14:32Patient three enters the study
14:34and does not experience the event
14:35before the end of the study.
14:38Patient three is censored
14:39at the administrative end of the study at four months.
14:44It's straightforward to compute survival time in patient one
14:47because he experienced the event,
14:50so his survival time is his event date
14:53minus his entry date.
14:56For those censored,
14:57there's no time-to-event
14:59but we want to account for time at risk
15:01because they're at risk for the event.
15:04But the fact that they don't experience the event
15:06before their loss or withdrawal
15:09or end of follow up is meaningful.
15:12We compute their survival time
15:14as their censoring date minus their entry date.
15:19Survival endpoints must contain two variables:
15:22an event indicator,
15:24which is usually referred to as a censoring indicator
15:28and the patient's survival time
15:30which is time-to-event
15:32for those experiencing the event
15:34or time to censoring for those censored.

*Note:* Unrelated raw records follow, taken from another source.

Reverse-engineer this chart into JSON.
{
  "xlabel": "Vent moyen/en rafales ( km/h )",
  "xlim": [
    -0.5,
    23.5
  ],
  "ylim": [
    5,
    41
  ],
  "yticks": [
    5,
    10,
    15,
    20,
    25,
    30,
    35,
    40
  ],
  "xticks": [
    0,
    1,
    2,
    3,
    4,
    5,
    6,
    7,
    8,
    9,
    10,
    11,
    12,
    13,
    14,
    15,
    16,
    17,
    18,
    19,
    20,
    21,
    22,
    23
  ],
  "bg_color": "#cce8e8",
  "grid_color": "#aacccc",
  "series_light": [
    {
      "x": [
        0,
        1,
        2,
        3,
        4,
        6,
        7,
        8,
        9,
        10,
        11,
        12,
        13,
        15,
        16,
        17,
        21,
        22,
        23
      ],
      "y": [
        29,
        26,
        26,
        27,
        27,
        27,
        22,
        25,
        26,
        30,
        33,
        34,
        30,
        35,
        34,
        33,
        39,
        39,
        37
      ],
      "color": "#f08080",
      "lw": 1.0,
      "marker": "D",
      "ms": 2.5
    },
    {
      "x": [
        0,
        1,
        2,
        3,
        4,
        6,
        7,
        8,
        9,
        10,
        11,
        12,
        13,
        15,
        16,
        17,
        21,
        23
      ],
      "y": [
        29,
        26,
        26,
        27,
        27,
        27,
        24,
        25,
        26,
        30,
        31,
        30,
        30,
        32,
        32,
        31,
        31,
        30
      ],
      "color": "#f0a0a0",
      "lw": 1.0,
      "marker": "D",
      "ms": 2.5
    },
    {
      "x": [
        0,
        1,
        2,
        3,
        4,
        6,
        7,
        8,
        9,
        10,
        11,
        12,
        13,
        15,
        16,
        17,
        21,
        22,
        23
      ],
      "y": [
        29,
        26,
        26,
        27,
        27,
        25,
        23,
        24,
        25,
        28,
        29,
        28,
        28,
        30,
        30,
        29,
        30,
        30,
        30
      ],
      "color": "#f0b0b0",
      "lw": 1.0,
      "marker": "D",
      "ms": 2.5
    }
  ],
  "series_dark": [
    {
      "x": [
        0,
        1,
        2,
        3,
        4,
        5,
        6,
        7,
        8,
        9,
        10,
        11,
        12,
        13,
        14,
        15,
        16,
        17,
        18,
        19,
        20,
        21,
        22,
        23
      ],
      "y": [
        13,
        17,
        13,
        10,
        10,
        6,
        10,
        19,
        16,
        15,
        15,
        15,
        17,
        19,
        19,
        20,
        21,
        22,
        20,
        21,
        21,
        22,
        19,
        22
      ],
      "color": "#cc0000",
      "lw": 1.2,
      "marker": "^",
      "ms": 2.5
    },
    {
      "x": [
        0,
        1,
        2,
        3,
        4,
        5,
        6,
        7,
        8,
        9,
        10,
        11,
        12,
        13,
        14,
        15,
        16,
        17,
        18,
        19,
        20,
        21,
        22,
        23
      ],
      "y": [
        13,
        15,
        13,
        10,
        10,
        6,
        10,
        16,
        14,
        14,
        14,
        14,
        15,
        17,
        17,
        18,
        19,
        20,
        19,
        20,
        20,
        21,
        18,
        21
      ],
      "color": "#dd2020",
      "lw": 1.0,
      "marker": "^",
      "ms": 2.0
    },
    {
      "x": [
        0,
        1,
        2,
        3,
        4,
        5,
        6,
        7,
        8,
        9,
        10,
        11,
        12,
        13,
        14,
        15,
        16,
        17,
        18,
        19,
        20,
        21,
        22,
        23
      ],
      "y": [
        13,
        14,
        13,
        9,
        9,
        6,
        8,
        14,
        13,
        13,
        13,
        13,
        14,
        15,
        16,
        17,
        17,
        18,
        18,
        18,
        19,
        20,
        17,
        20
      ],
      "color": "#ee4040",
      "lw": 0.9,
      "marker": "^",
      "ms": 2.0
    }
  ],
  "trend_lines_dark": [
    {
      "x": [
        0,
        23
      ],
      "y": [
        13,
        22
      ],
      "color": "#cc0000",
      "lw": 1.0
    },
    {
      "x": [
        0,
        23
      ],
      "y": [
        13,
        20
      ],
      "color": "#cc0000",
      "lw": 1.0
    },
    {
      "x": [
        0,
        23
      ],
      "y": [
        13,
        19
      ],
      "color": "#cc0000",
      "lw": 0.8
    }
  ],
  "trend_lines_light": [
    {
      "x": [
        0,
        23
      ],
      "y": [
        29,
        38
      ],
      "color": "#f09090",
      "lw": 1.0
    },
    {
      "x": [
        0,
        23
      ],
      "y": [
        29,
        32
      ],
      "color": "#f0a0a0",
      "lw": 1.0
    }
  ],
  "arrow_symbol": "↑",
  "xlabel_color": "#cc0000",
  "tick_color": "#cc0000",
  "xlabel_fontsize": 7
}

15:37Patient one experiences the event
15:40so his event indicator is equal to 1.
15:42Patient's 2 and 3 are censored
15:45so their event indicator is equal to 0.
15:49And survival time is time from entry
15:51to the event or censoring, whichever occurs first.
15:56We recommend that you collect the relevant dates
15:59and allow us to compute survival time.
16:02Here we have the sample toy data set
16:05that we looked at earlier.
16:06The goal is to analyze time to response
16:09and describe the probability
16:11of treatment and response over time.
16:13The first variable needed to define the survival endpoint
16:18is the event or censoring indicator.
16:21Here we identify which subjects experienced
16:23the event of interest using the variable called response.
16:28Response equal to 1 if the subject experienced the event
16:32and 0 if the subject does not experience the event.
16:37Next, collect intake date or the start of follow up.
16:41In the subjects who experienced the event,
16:44the variable response date
16:46records the date the event occurred.
16:48Notice that this variable is missing
16:51for those who do not experience the event.
16:54For censored patients,
16:56we compute their survival time
16:58as the time between intake and censoring.
17:02Censoring time is the last time
17:04we knew the subject was event free.
17:06In this case, we can use the last visit date for a patient.
17:11You can record last visit date for all patients
17:14and we would use this information as the censoring date
17:17for those who do not experience the event.
17:20Notice that the last visit dates
17:22for subjects 106 and 107 are after their response dates.
17:27But when we compute the time variable for these subjects,
17:30we would use time from intake to the response date.
17:35You could also leave the last visit date blank
17:38for those subjects who experienced the event.
17:41We will use the response column and the time column
17:44as the response variable in the survival analysis.
17:48The response variable indicates if the time variable
17:51represents time to event or time to censoring.
17:56In the 2022 hepatology paper
17:59looking at the effect of TIPS on PPG
18:02in patients with ascites,
18:04we know that they looked at PPG reduction
18:06as a continuous endpoint
18:08but they also looked at survival or time to death
18:11in patients with ascites resolution after TIPS.
18:14That's the purple curve.
18:15Compared to those with a persistent need for paracentesis,
18:20six weeks after TIPS, the red curve,
18:23they found significantly improved survival
18:26in those with ascites resolution.
18:30In this video, we discussed data collection
18:32and variable types and specifically looked
18:35at quantitative endpoints, dichotomous endpoints,
18:39and time-to-event endpoints.
18:41Now that we've seen different examples
18:43of common endpoint types in clinical research,
18:46in our next video, the fourth video in this series,
18:50we'll discuss an important step in the study design process
18:55and that's sample size determination.